Since new hires generally have many questions, Navile advises employers to anticipate these questions, handhold the employee in the beginning and connect them with a buddy, a manager, and their work or project team to help assimilate them into the company and their new role.

 

 

'Continual process'

Organizational assimilation programs "are targeted toward decreasing the overall time for employees to become productive, promoting behaviors that are aligned with organizational goals, values, objectives and culture itself. And in building loyalty, which demonstrates commitment and builds the foundation for employee retention," said Chris Dustin, director with PwC, in a recent Web seminar.

He added that "people remember their first day of their job," and how helpful their co-workers were, as well as how engaged those co-workers were with the company. Employers must sustain the new hire's belief that they made the right decision accepting this job offer so that the employee doesn't become one of five that leave their company before their second year.

"Assimilation is a continual process," said Dustin, adding this process "should continue throughout the entire lifecycle of the employee."

Employers can monitor employees' engagement across this lifecycle and make improvements where most needed through strategic analysis of employee surveys. With data from different surveys at various employment stages, employers can build and leverage an informational repository for survey content, data and reporting.

 

 

3 common surveys

Here are the three most common surveys and the value each delivers, according to PwC:

* Onboarding surveys provide a view into the new employee's perspective. Employers have a unique opportunity to shape engagement as the new hire's employment experience begins.

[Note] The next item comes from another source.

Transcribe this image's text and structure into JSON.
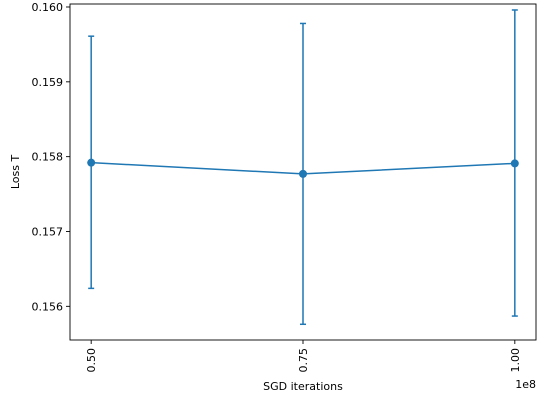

* Engagement surveys can offer a detailed assessment of which aspects of the employee/company relationship drive employee effort, pride and commitment.

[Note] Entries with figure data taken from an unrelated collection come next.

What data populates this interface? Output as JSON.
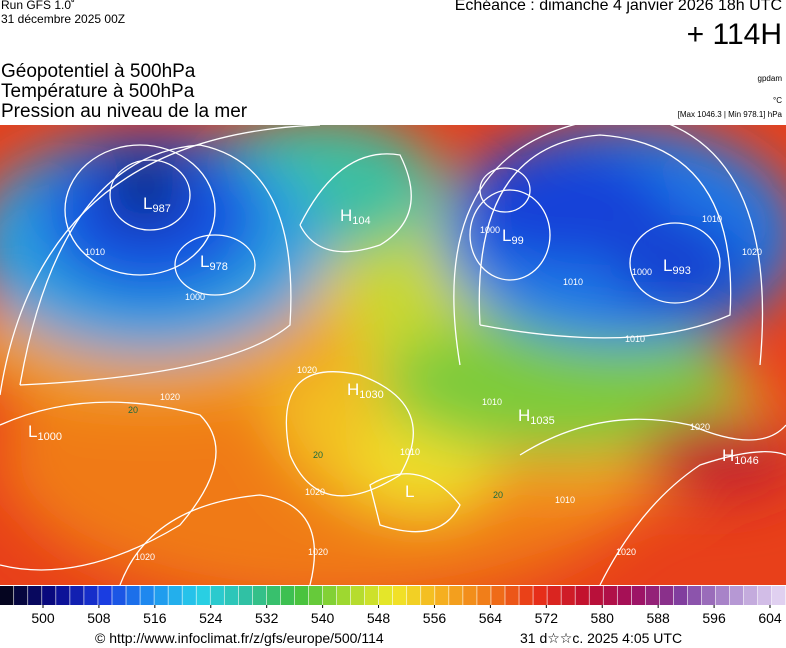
{
  "header": {
    "run": "Run GFS 1.0˚",
    "run_date": "31 décembre 2025 00Z",
    "valid": "Echéance : dimanche 4 janvier 2026 18h UTC",
    "lead": "+ 114H"
  },
  "legend": {
    "lines": [
      "Géopotentiel à 500hPa",
      "Température à 500hPa",
      "Pression au niveau de la mer"
    ],
    "unit_geo": "gpdam",
    "unit_temp": "°C",
    "pressure_range": "[Max 1046.3 | Min 978.1] hPa"
  },
  "map": {
    "centers": [
      {
        "kind": "L",
        "value": 987
      },
      {
        "kind": "L",
        "value": 978
      },
      {
        "kind": "H",
        "value": "104"
      },
      {
        "kind": "L",
        "value": "99"
      },
      {
        "kind": "L",
        "value": 993
      },
      {
        "kind": "H",
        "value": 1030
      },
      {
        "kind": "L",
        "value": 1000
      },
      {
        "kind": "H",
        "value": 1035
      },
      {
        "kind": "H",
        "value": 1046
      },
      {
        "kind": "L",
        "value": null
      }
    ],
    "isobar_labels": [
      1000,
      1010,
      1000,
      1010,
      1020,
      1020,
      1020,
      1010,
      1000,
      1010,
      1010,
      1020,
      1020,
      1020,
      1010,
      1010,
      1020,
      1020
    ],
    "temp_labels": [
      20,
      20,
      20
    ]
  },
  "colorbar": {
    "ticks": [
      500,
      508,
      516,
      524,
      532,
      540,
      548,
      556,
      564,
      572,
      580,
      588,
      596,
      604
    ]
  },
  "footer": {
    "source": "© http://www.infoclimat.fr/z/gfs/europe/500/114",
    "generated": "31 d☆☆c. 2025  4:05 UTC"
  }
}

* Exit surveys can provide candid insight into the factors that are driving turnover. They can point to organization's strength, as well as vulnerabilities.

Together, all these surveys can reveal the right onboarding framework for an employer, how to engage employees, and how to communicate the company's mission and goals effectively.

"Things are becoming more transformational. [Employers] are able to influence things much earlier in employees' experience and ultimately drive productivity, retention, better business outcomes," said Robert Tate, managing director with PwC.

 

 

Improving onboarding

For example, a professional services firm identified its common strengths and areas to improve by strategically analyzing survey results. It found out that while it held effective orientation sessions and provided robust pre-start information materials, it could improve its leadership communication, career development planning, and rewards and recognition strategy.

The company created action plans to improve the weaknesses pointed out by employee surveys. First, it held more town hall and intranet meetings to communicate company goals and objectives more transparently. The company also improved leadership communication by having managers pass information to direct reports more often. In this way, "messages coming from senior leadership were continually reinforced," said Dustin.

It also improved its career development outreach by launching a succession planning program for all levels of the organization, not just for management. The company implemented a mentorship program, with leaders providing career development roles for each of their direct reports. And the firm now posts new job positions on the company intranet five days before posting externally to give internal employees the first shot at open positions.

The firm also changed direction for its rewards and recognition program. It modified the timing of recognition for longer-tenured employees, creating "a recognition program that started right out of the gate instead of waiting until later [in the employee's tenure]," explained Dustin.

In addition, senior leadership now contacts five to 10 employees a week to thank them for their efforts and contributions through verbal praise and handwritten notes. The employer also provided managers with a small fund to immediately reward employees for their positive behavior and successes, such as pizza parties, gift cards, and movie certificates.

"The longer it takes for an employee to feel like they're impacting the organization in a positive way, the more it detracts from retaining these individuals and from making them feel that they are an integral part of the organization," said Dustin.

Employers need to maintain the engagement momentum of a new hire, Dustin adds "because the first- year employees are a blank canvas." He admits it's a "delicate balance" in getting "them on the job as quickly as possible, but not so fast that they feel overwhelmed."